I have a backup disk containing uncompressed versions of my files that I would like to compress to save space on this disk. The disk (containing files to compress) is full (about 3TB with 17GB free). Is there a command or script that I could run to go through each file in the disk and compress it while deleting the uncompressed versions. For example if I have folders like f1 f2 f3 I would like to end up with f1.tar.gz f2.tar.gz f3.tar.gz only, with original uncompressed folders erased so I have more space in the drive? Also, will it work for sub-folders as well?

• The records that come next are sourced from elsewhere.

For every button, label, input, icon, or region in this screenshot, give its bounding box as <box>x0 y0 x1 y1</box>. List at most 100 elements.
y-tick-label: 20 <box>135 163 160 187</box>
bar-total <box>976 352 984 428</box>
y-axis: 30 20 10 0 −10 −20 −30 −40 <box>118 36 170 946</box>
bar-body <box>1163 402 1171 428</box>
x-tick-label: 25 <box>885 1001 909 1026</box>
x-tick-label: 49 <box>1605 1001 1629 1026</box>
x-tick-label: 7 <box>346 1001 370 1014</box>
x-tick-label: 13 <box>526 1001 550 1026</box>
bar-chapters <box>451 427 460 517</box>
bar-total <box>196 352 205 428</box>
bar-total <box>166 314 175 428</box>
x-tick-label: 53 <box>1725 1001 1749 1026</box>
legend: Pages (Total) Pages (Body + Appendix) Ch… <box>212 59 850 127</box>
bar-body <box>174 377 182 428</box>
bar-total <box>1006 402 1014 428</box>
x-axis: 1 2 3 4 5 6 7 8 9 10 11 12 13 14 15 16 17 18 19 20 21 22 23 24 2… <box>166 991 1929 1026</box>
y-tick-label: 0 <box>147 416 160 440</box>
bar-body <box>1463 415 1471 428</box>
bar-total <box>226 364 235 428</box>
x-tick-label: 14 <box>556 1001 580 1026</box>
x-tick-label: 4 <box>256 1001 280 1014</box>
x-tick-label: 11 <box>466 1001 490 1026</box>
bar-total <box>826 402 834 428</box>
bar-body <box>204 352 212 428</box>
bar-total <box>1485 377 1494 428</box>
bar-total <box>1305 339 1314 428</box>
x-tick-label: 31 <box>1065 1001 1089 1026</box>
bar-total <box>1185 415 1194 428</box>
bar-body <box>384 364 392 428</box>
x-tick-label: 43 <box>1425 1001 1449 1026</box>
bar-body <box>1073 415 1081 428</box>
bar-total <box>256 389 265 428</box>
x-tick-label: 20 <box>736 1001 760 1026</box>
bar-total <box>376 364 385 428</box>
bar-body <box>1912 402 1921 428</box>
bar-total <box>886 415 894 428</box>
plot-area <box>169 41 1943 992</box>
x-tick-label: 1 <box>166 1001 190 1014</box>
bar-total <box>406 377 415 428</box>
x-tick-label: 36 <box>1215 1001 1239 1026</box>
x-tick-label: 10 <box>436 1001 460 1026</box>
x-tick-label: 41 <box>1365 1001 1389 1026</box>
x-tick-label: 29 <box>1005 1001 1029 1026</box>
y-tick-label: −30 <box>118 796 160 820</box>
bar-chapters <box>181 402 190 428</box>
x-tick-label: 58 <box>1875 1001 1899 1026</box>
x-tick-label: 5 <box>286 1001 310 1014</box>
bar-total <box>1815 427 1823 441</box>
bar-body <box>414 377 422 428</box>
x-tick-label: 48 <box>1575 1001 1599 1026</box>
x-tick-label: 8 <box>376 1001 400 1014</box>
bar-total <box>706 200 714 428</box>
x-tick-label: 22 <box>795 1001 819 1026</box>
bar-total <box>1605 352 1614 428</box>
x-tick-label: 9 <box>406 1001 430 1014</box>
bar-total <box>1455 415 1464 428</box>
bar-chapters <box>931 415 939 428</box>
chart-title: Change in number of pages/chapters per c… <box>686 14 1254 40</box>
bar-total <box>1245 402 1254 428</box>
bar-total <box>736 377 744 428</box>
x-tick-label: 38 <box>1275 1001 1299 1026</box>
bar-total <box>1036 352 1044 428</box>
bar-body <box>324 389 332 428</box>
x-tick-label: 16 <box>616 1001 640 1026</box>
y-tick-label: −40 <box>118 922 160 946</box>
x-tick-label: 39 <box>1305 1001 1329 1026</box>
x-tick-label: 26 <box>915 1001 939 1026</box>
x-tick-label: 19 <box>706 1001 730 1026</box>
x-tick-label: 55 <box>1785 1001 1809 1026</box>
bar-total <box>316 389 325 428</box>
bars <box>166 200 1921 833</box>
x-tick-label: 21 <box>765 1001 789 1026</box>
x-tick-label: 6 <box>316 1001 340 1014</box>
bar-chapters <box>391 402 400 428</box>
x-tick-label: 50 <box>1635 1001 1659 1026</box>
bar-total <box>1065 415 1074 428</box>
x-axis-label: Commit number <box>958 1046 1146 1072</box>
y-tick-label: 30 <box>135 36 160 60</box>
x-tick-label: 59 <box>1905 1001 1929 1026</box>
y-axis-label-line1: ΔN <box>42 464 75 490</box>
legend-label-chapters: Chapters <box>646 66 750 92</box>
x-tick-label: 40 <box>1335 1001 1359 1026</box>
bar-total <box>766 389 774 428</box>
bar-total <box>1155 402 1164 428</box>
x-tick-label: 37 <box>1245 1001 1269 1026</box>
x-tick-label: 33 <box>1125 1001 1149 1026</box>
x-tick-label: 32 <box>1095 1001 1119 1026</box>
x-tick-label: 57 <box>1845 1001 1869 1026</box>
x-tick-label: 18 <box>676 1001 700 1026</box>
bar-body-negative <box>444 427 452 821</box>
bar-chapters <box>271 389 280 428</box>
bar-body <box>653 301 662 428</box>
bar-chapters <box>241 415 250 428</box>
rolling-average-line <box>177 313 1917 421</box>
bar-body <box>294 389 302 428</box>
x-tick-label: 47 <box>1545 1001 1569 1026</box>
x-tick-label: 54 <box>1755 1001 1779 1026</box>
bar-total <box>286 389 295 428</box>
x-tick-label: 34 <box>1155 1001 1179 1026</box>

Edit: I was hoping to compress the files as much as possible without running the risk of corruption. There are about 150 parent directories and most have 10 to 50 sub-folders, some of which contain already compressed files. As a simplified example my file structure looks something like:
Parent folders:
parent1 parent2 parent3
each of which might have something like:
child1 child2 child3 file1.zip
and each might have
file1 file2.zip file2.tar.gz file3
of course some parent folders just contain files without subfolders. What I would like to do is to run a script from bash or use tar to put in a command to compress the parent folders to look like:
parent1.tar.gz parent2.tar.gz parent3.tar.gz
while erasing the uncompressed parent folders, so the first thing the command would compress the parent1.tar.gz (assuming I have enough space for the tarball file on the same harddrive) and then it would erase it so the file structure would look like
parent1.tar.gz parent2 parent3,
then the command would proceed to do the same thing for parent2 and parent3 ending up with the final file structure of:
parent1.tar.gz parent2.tar.gz parent3.tar.gz
and if possible, it would be nice to know how to extend this operation to the subfolders, but if that is too complex or wouldn't save much additional space, it is not necessary. It would be also nice to know a way to sort the files in order of space taken up by each, to see how many files would be required to compress individually, before enough space becomes available in order to automate the process, but this is also not required.